Back to the meeting on the 14th.
Comparing every fact to every other doesn't scale, so we use a technique borrowed from how search engines indexed the early web. Each fact gets reduced to a short signature designed so that similar facts end up with similar signatures. Instead of comparing every fact to every other, you only compare facts whose signatures are close. The comparison space collapses from quadratic to near-linear: ten billion comparisons becomes something closer to a hundred thousand.
Each fact keeps its attribution through this process, so "Witness A says the meeting was on the 14th" and "the email confirms the meeting was on the 14th" are held as two assertions about the same event, not merged into one.

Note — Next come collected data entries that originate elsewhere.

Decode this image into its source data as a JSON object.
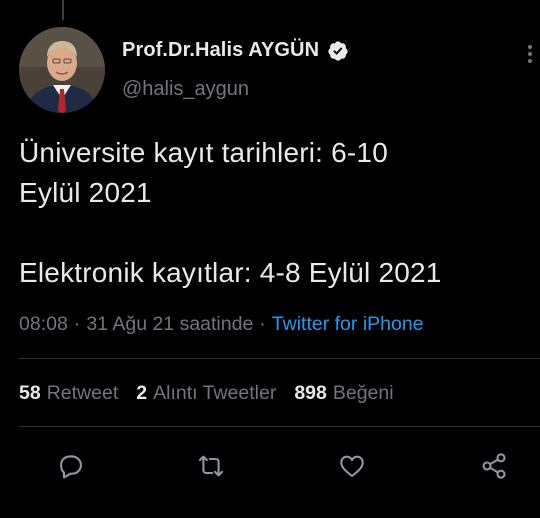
{
  "author": {
    "display_name": "Prof.Dr.Halis AYGÜN",
    "handle": "@halis_aygun",
    "verified": true
  },
  "tweet": {
    "text": "Üniversite kayıt tarihleri: 6-10\nEylül 2021\n\nElektronik kayıtlar: 4-8 Eylül 2021"
  },
  "meta": {
    "time": "08:08",
    "separator": "·",
    "date": "31 Ağu 21 saatinde",
    "source": "Twitter for iPhone"
  },
  "stats": {
    "retweets_count": "58",
    "retweets_label": "Retweet",
    "quotes_count": "2",
    "quotes_label": "Alıntı Tweetler",
    "likes_count": "898",
    "likes_label": "Beğeni"
  },
  "actions": [
    {
      "icon": "reply-icon"
    },
    {
      "icon": "retweet-icon"
    },
    {
      "icon": "like-icon"
    },
    {
      "icon": "share-icon"
    }
  ],
  "colors": {
    "background": "#000000",
    "text": "#e7e9ea",
    "muted": "#71767b",
    "link": "#1d9bf0",
    "divider": "#2f3336",
    "verified_badge": "#e7e9ea"
  }
}
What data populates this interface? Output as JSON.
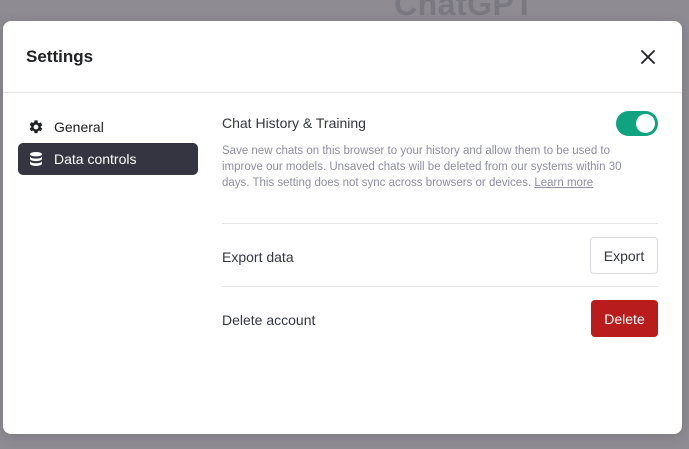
{
  "background": {
    "title": "ChatGPT"
  },
  "modal": {
    "title": "Settings",
    "close_icon": "close-icon"
  },
  "sidebar": {
    "items": [
      {
        "label": "General",
        "icon": "gear-icon",
        "active": false
      },
      {
        "label": "Data controls",
        "icon": "database-icon",
        "active": true
      }
    ]
  },
  "content": {
    "history": {
      "title": "Chat History & Training",
      "enabled": true,
      "description": "Save new chats on this browser to your history and allow them to be used to improve our models. Unsaved chats will be deleted from our systems within 30 days. This setting does not sync across browsers or devices.",
      "learn_more": "Learn more"
    },
    "export": {
      "label": "Export data",
      "button": "Export"
    },
    "delete": {
      "label": "Delete account",
      "button": "Delete"
    }
  },
  "colors": {
    "accent_green": "#10a37f",
    "danger_red": "#b91c1c",
    "sidebar_active": "#343541"
  }
}
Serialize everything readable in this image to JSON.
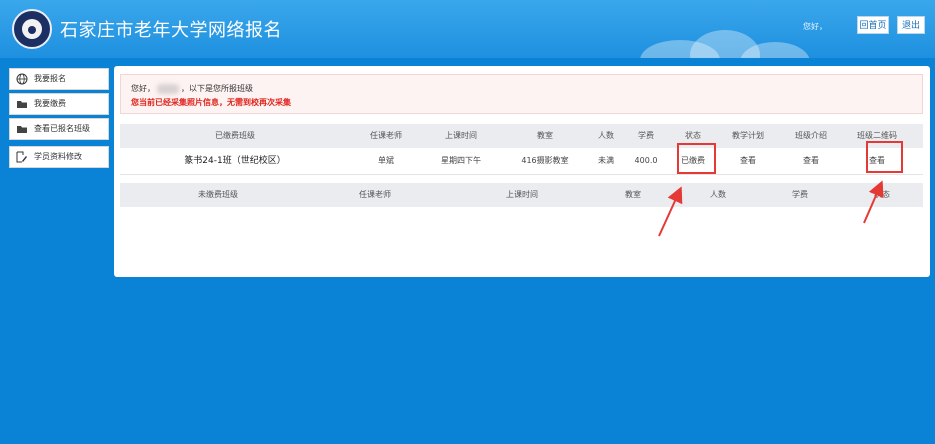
{
  "header": {
    "title": "石家庄市老年大学网络报名",
    "greeting": "您好，",
    "home_label": "回首页",
    "logout_label": "退出"
  },
  "sidebar": {
    "items": [
      {
        "label": "我要报名",
        "icon": "globe-icon"
      },
      {
        "label": "我要缴费",
        "icon": "folder-icon"
      },
      {
        "label": "查看已报名班级",
        "icon": "folder-icon"
      },
      {
        "label": "学员资料修改",
        "icon": "edit-icon"
      }
    ]
  },
  "notice": {
    "line1_prefix": "您好，",
    "line1_suffix": "，以下是您所报班级",
    "line2": "您当前已经采集照片信息，无需到校再次采集"
  },
  "paid_table": {
    "headers": [
      "已缴费班级",
      "任课老师",
      "上课时间",
      "教室",
      "人数",
      "学费",
      "状态",
      "教学计划",
      "班级介绍",
      "班级二维码"
    ],
    "rows": [
      [
        "篆书24-1班（世纪校区）",
        "单斌",
        "星期四下午",
        "416摄影教室",
        "未满",
        "400.0",
        "已缴费",
        "查看",
        "查看",
        "查看"
      ]
    ]
  },
  "unpaid_table": {
    "headers": [
      "未缴费班级",
      "任课老师",
      "上课时间",
      "教室",
      "人数",
      "学费",
      "状态"
    ]
  },
  "colors": {
    "page_bg": "#0a82d6",
    "annotation_red": "#e53935",
    "notice_red": "#e0221c"
  }
}
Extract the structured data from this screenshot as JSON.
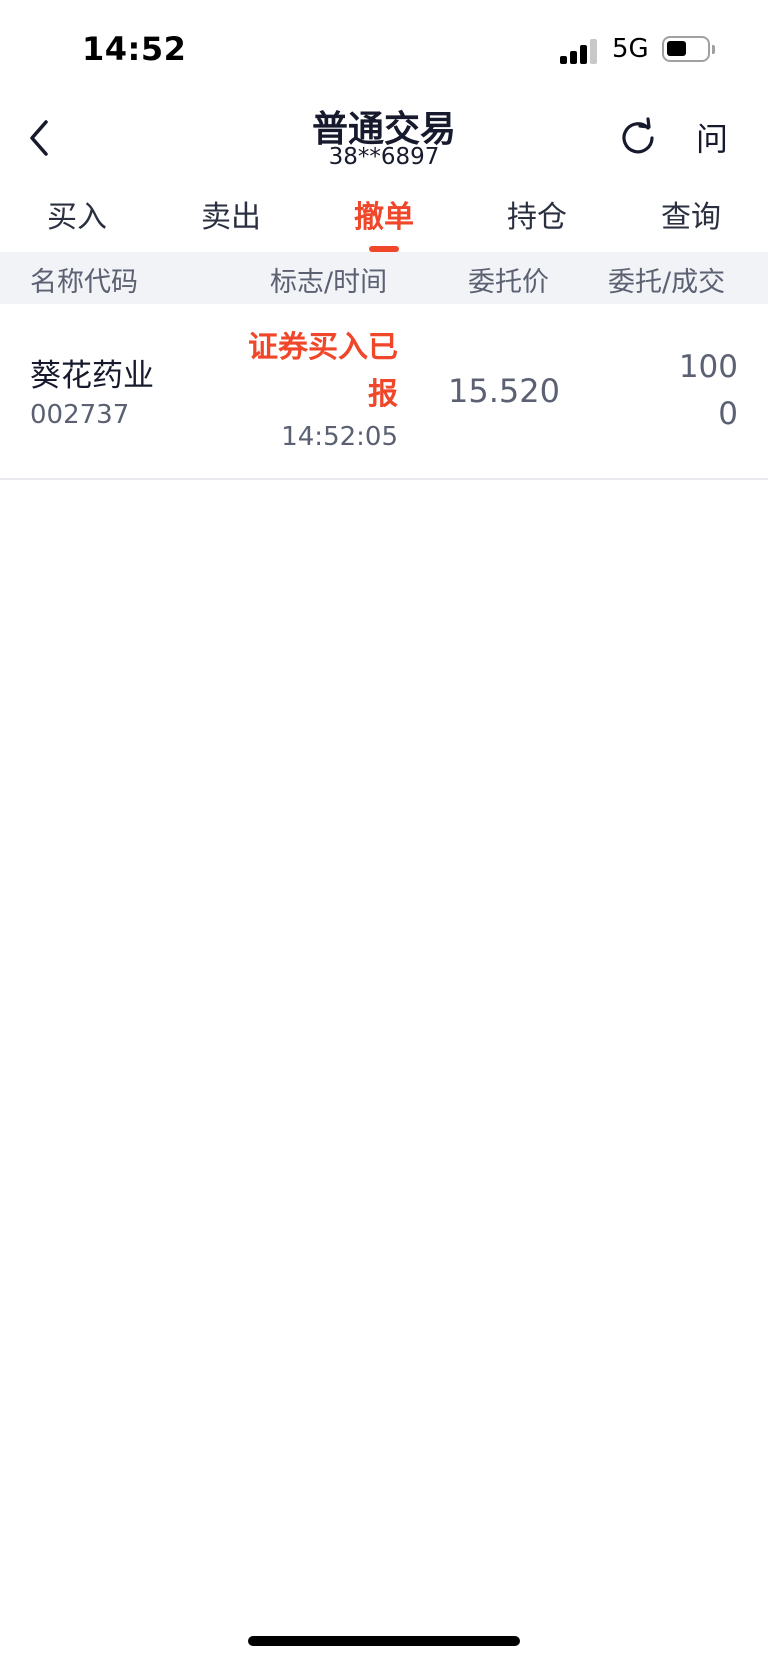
{
  "status_bar": {
    "time": "14:52",
    "network": "5G"
  },
  "header": {
    "title": "普通交易",
    "account": "38**6897",
    "help_label": "问"
  },
  "tabs": [
    {
      "label": "买入"
    },
    {
      "label": "卖出"
    },
    {
      "label": "撤单",
      "active": true
    },
    {
      "label": "持仓"
    },
    {
      "label": "查询"
    }
  ],
  "table": {
    "columns": [
      "名称代码",
      "标志/时间",
      "委托价",
      "委托/成交"
    ],
    "rows": [
      {
        "name": "葵花药业",
        "code": "002737",
        "status": "证券买入已报",
        "time": "14:52:05",
        "price": "15.520",
        "entrust": "100",
        "filled": "0"
      }
    ]
  },
  "colors": {
    "accent": "#f0462a",
    "text_primary": "#161a2c",
    "text_secondary": "#5b6172",
    "header_bg": "#f2f3f7"
  },
  "battery_level": 0.5
}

The output is a chronology where the meeting on the 14th, the discussion last week and the kick-off resolve to a single event with three sources attached. If they're actually three different events, that shows up too. Inconsistencies surface rather than remain hidden, and new production extends the chronology rather than breaking it.
Specialism matters
A general-purpose AI tool tries to be useful for everything. That's one approach, but it makes the per-document-type engineering hard to justify. If you're building for everyone, you can't spend a year getting transcript handling right.
We can, because documents and facts are what we do. The depth is possible because litigation is the only thing for which the tool exists.
As a result, Wexler is being used in disputes worth hundreds of millions to billions, by teams of more than a hundred lawyers on a single matter. The factual record is only as good as the work that goes into joining it up.